OSIRIS

Observatoire sur les systèmes d’information, les réseaux et les inforoutes au Sénégal

Show navigation Hide navigation
  • OSIRIS
    • Objectifs
    • Partenaires
  • Ressources
    • Société de l’Information
    • Politique nationale
    • Législation et réglementation
    • Etudes et recherches
    • Points de vue
  • Articles de presse
  • Chiffres clés
    • Le Sénégal numérique
    • Principaux tarifs
    • Principaux indicateurs
  • Opportunités
    • Projets

Accueil > Articles de presse > Archives 1999-2025 > Année 2016 > Décembre 2016 > Sénégal : il faut mettre à jour le code de la route

Sénégal : il faut mettre à jour le code de la route

mercredi 28 décembre 2016

Usages et comportements

Il faut actualiser le code de la route du Sénégal car la technologie est devenue un danger pour les usagers. Ce matin encore, j’ai failli renverser un piéton qui marchait en plein milieu de la rue. A mes grands coups de klaxon, il a sursauté et j’ai pu me rendre compte qu’il avait des mini-écouteurs vissés à ses oreilles et certainement connectés à son smartphone. Qu’écoutait-il ? De la musique, des infos, des khassaïdes (chants confrériques islamiques), une prédication évangélique ou était-il en pleine conversation ? Je ne saurai le dire.

Ce n’est donc pas qu’au volant que l’on est un danger pour les autres. Même les piétons sont devenus des dangers sur la route. Pour les motocyclistes, n’en parlons même pas.

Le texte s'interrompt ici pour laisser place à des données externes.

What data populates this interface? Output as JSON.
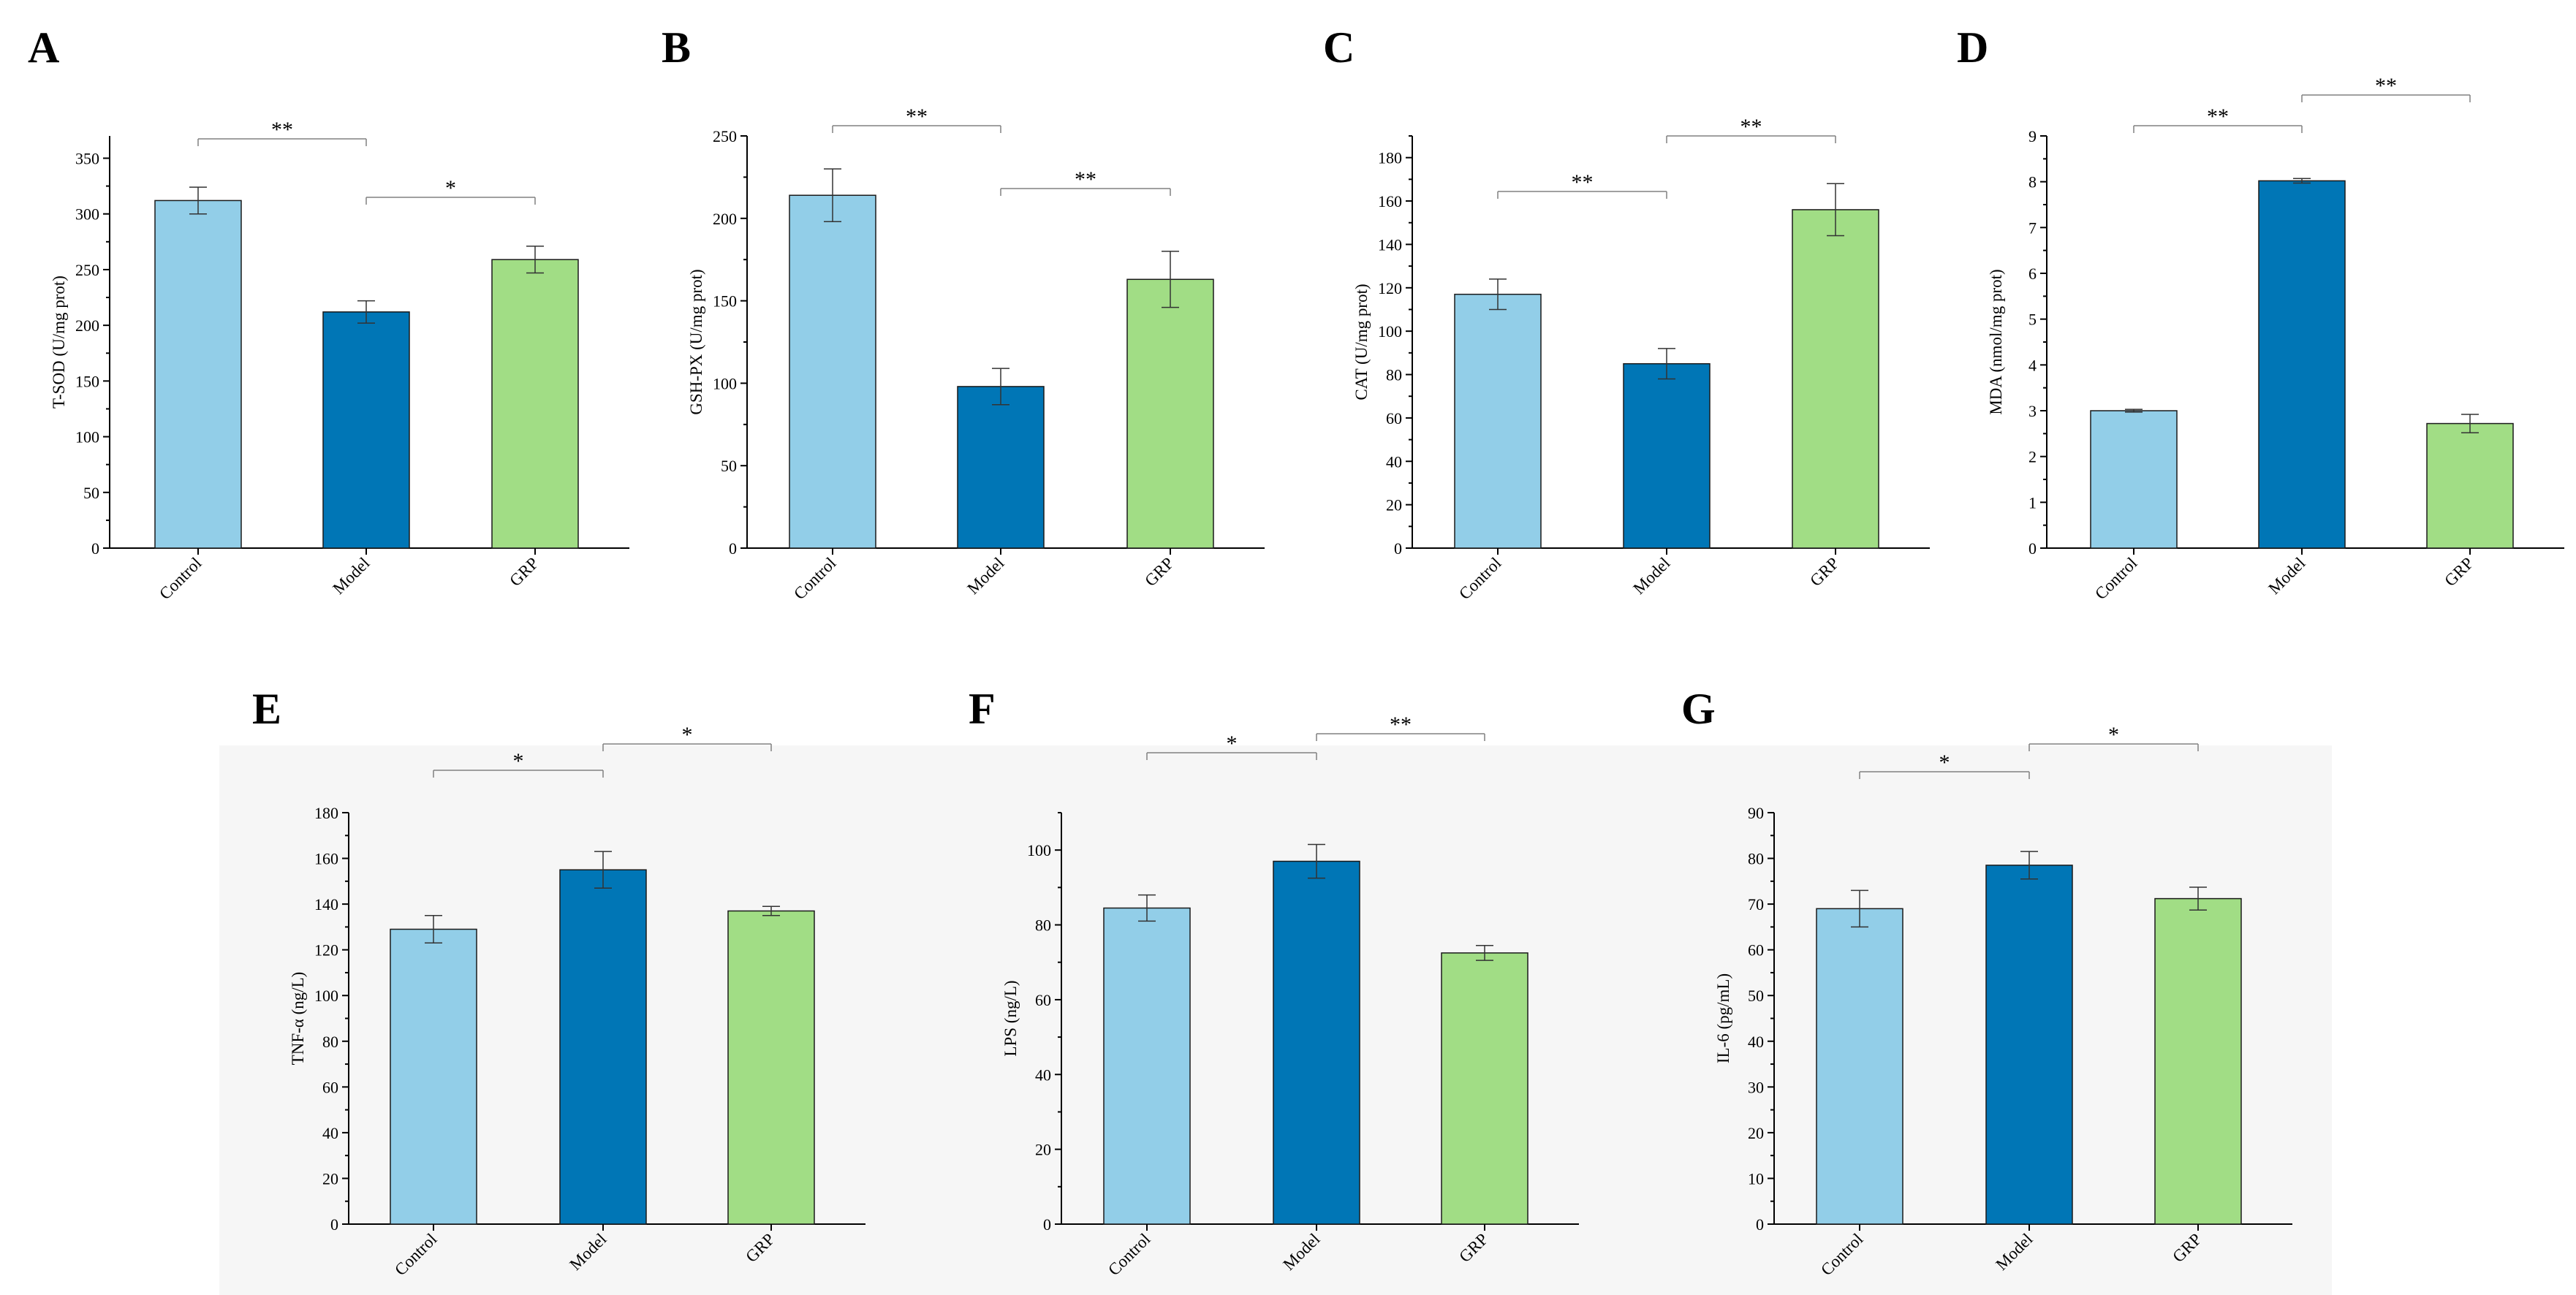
{
  "figure": {
    "groups": [
      "Control",
      "Model",
      "GRP"
    ]
  },
  "colors": {
    "control": "#92cee8",
    "model": "#0076b6",
    "grp": "#a1dd85",
    "axis": "#000000",
    "bracket": "#808080",
    "shading": "#f6f6f6"
  },
  "chart_data": [
    {
      "letter": "A",
      "type": "bar",
      "ylabel": "T-SOD (U/mg prot)",
      "ylim": [
        0,
        370
      ],
      "ticks": [
        0,
        50,
        100,
        150,
        200,
        250,
        300,
        350
      ],
      "categories": [
        "Control",
        "Model",
        "GRP"
      ],
      "values": [
        312,
        212,
        259
      ],
      "errors": [
        12,
        10,
        12
      ],
      "significance": [
        {
          "from": 0,
          "to": 1,
          "label": "**"
        },
        {
          "from": 1,
          "to": 2,
          "label": "*"
        }
      ]
    },
    {
      "letter": "B",
      "type": "bar",
      "ylabel": "GSH-PX (U/mg prot)",
      "ylim": [
        0,
        250
      ],
      "ticks": [
        0,
        50,
        100,
        150,
        200,
        250
      ],
      "categories": [
        "Control",
        "Model",
        "GRP"
      ],
      "values": [
        214,
        98,
        163
      ],
      "errors": [
        16,
        11,
        17
      ],
      "significance": [
        {
          "from": 0,
          "to": 1,
          "label": "**"
        },
        {
          "from": 1,
          "to": 2,
          "label": "**"
        }
      ]
    },
    {
      "letter": "C",
      "type": "bar",
      "ylabel": "CAT (U/mg prot)",
      "ylim": [
        0,
        190
      ],
      "ticks": [
        0,
        20,
        40,
        60,
        80,
        100,
        120,
        140,
        160,
        180
      ],
      "categories": [
        "Control",
        "Model",
        "GRP"
      ],
      "values": [
        117,
        85,
        156
      ],
      "errors": [
        7,
        7,
        12
      ],
      "significance": [
        {
          "from": 0,
          "to": 1,
          "label": "**"
        },
        {
          "from": 1,
          "to": 2,
          "label": "**"
        }
      ]
    },
    {
      "letter": "D",
      "type": "bar",
      "ylabel": "MDA (nmol/mg prot)",
      "ylim": [
        0,
        9
      ],
      "ticks": [
        0,
        1,
        2,
        3,
        4,
        5,
        6,
        7,
        8,
        9
      ],
      "categories": [
        "Control",
        "Model",
        "GRP"
      ],
      "values": [
        3.0,
        8.02,
        2.72
      ],
      "errors": [
        0.03,
        0.05,
        0.2
      ],
      "significance": [
        {
          "from": 0,
          "to": 1,
          "label": "**"
        },
        {
          "from": 1,
          "to": 2,
          "label": "**"
        }
      ]
    },
    {
      "letter": "E",
      "type": "bar",
      "ylabel": "TNF-α (ng/L)",
      "ylim": [
        0,
        180
      ],
      "ticks": [
        0,
        20,
        40,
        60,
        80,
        100,
        120,
        140,
        160,
        180
      ],
      "categories": [
        "Control",
        "Model",
        "GRP"
      ],
      "values": [
        129,
        155,
        137
      ],
      "errors": [
        6,
        8,
        2
      ],
      "significance": [
        {
          "from": 0,
          "to": 1,
          "label": "*"
        },
        {
          "from": 1,
          "to": 2,
          "label": "*"
        }
      ]
    },
    {
      "letter": "F",
      "type": "bar",
      "ylabel": "LPS (ng/L)",
      "ylim": [
        0,
        110
      ],
      "ticks": [
        0,
        20,
        40,
        60,
        80,
        100
      ],
      "categories": [
        "Control",
        "Model",
        "GRP"
      ],
      "values": [
        84.5,
        97,
        72.5
      ],
      "errors": [
        3.5,
        4.5,
        2
      ],
      "significance": [
        {
          "from": 0,
          "to": 1,
          "label": "*"
        },
        {
          "from": 1,
          "to": 2,
          "label": "**"
        }
      ]
    },
    {
      "letter": "G",
      "type": "bar",
      "ylabel": "IL-6 (pg/mL)",
      "ylim": [
        0,
        90
      ],
      "ticks": [
        0,
        10,
        20,
        30,
        40,
        50,
        60,
        70,
        80,
        90
      ],
      "categories": [
        "Control",
        "Model",
        "GRP"
      ],
      "values": [
        69,
        78.5,
        71.2
      ],
      "errors": [
        4,
        3,
        2.5
      ],
      "significance": [
        {
          "from": 0,
          "to": 1,
          "label": "*"
        },
        {
          "from": 1,
          "to": 2,
          "label": "*"
        }
      ]
    }
  ]
}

Le Ministre des infrastructures, des transports terrestres et du désenclavement du Sénégal déclarait en mai dernier « Chaque année au Sénégal nous perdons 500 personnes sur nos routes ». Je suis sûr qu’il y a une forte proportion des victimes qui étaient en pleine utilisation d’un casque, d’écouteurs, de smartphones au moment où survenait l’accident fatal.

Les piétons

Casques (oreillettes ou écouteurs) accrochés aux oreilles, ils marchent comme des automates et oublient qu’ils sont dans la rue avec des véhicules ou d’autres personnes. Lorsqu’ils traversent les rues, ils prêtent peu attention à la circulation car ils sont captivés par ce qu’ils écoutent. Généralement ce sont des émissions populaires ou de la musique. Quelques fois j’ai eu à m’arrêter et à klaxonner pour les réveiller. C’est à ce moment qu’ils sursautent. Ce qui démontre qu’ils étaient vraiment loin du lieu où ils sont physiquement présents et visibles.

Les sportifs aussi ne sont pas du reste. Ils écoutent de la musique durant leur séance de footing. Ils se mettent ainsi en danger surtout quand ils augmentent le volume de leur appareil pour mieux écouter la musique malgré le vent.

Un conducteur qui manque d’attention peut facilement « en mettre » sous ses roues.

Les cyclistes et motocyclistes

Les conducteurs d’engins à deux roues eux se prennent même pour des stars du vélo ou de la moto. Il faut les voir slalomer à travers les files de voitures en ne respectant aucune règle. Ils rajoutent à cela l’utilisation des oreillettes et casques. Ils roulent partout à toute vitesse et de surcroit écoutent de la musique dont les volumes sont souvent montés à fond pour couvrir le bruit du vent. Toute leur attention est partagée entre leur vitesse et ce qu’ils écoutent. Lorsqu’ils portent le vrai casque, celui recommandé pour circuler à moto, il peut cacher des oreillettes raccordées à leur smartphone ou i-pod. Parfois, les oreillettes sont difficiles à repérer car elles sont sans fils (connexion Bluetooth).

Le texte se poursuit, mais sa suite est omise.